He did everything except catch. So why did the Dodgers let him go?

Hernández wants to start and play every day. The Dodgers don’t envision him that way, so he left for the Red Sox, who told him he will start. And good for him.

The Dodgers never had much faith in Hernandez’s ability to hit right-handed pitching, so he mainly only started against left-handers. In his career against righties, Hernandez is hitting .222/.286/.386, good for an OPS+ of 82, meaning he was 18% worse than an average hitter. Against lefties, he hits .263/.345/.474, for an OPS+ of 122, meaning he was 22% better than an average hitter.

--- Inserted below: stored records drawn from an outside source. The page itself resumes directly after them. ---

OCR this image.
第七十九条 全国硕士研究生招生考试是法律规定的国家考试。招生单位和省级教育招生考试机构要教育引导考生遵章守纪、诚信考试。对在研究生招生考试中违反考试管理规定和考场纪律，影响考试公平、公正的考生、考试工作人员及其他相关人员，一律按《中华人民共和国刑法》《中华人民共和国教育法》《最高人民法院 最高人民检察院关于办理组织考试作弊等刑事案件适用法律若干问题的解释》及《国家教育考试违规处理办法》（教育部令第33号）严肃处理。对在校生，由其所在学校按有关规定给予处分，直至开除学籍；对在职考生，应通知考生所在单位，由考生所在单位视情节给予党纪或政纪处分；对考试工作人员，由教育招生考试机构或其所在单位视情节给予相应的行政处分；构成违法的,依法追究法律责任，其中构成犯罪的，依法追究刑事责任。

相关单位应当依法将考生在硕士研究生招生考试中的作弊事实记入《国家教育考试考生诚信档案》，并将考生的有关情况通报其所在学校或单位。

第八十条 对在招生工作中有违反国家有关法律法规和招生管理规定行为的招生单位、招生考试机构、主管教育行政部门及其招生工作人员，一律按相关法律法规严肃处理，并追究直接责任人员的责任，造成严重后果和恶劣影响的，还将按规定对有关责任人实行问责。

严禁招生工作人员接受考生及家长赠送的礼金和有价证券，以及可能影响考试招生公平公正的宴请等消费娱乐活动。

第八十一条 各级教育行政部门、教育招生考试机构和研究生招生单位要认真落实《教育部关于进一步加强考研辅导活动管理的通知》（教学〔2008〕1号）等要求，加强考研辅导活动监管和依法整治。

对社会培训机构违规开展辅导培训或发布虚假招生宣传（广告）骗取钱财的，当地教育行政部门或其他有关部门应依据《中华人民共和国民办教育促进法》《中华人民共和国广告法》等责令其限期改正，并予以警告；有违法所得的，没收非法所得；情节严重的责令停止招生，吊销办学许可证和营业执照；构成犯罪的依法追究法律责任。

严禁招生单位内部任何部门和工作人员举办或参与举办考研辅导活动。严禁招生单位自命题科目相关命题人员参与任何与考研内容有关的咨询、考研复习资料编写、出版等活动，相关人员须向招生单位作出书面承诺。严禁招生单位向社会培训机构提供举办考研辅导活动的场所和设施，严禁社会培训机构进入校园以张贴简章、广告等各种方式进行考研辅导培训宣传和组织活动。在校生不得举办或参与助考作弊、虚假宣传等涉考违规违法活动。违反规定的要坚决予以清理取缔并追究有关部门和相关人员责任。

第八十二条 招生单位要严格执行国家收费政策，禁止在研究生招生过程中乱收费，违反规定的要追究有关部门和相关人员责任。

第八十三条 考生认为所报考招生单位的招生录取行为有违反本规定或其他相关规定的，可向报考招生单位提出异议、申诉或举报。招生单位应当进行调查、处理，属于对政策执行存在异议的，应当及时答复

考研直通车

And last season, his overall numbers fell, hitting only .230/.270/.410 for an OPS+ of 83.

That doesn’t mean it wouldn’t have been nice to have him back. It would have been. The Dodgers wanted him back in the same role, but it wasn’t to be. So we wish him a fond farewell and hope he does well against everyone except L.A.

So who replaces him? Unless there is a youth serum Derrel Thomas can take, it looks as if Zach McKinstry will become the next super-utility player for the team.

McKinstry will turn 26 in April and was chosen in the 33rd round of the 2016 draft. His last minor league season was 2019, when he hit .300/.366/.516 spread over two teams. He was in the alternate camp for the Dodgers most of last season and went two for seven in a brief stay in L.A. He is listed as the Dodgers’ 18th-best prospect by, which writes about him: “With his quickness and plus arm strength, McKinstry is a quality defender at second base (his primary position), similar if a bit more erratic at third base and capable at shortstop. He also saw brief action at all three outfield spots last season. His combination of offensive ability and versatility could make him a lefty-hitting version of Chris Taylor.”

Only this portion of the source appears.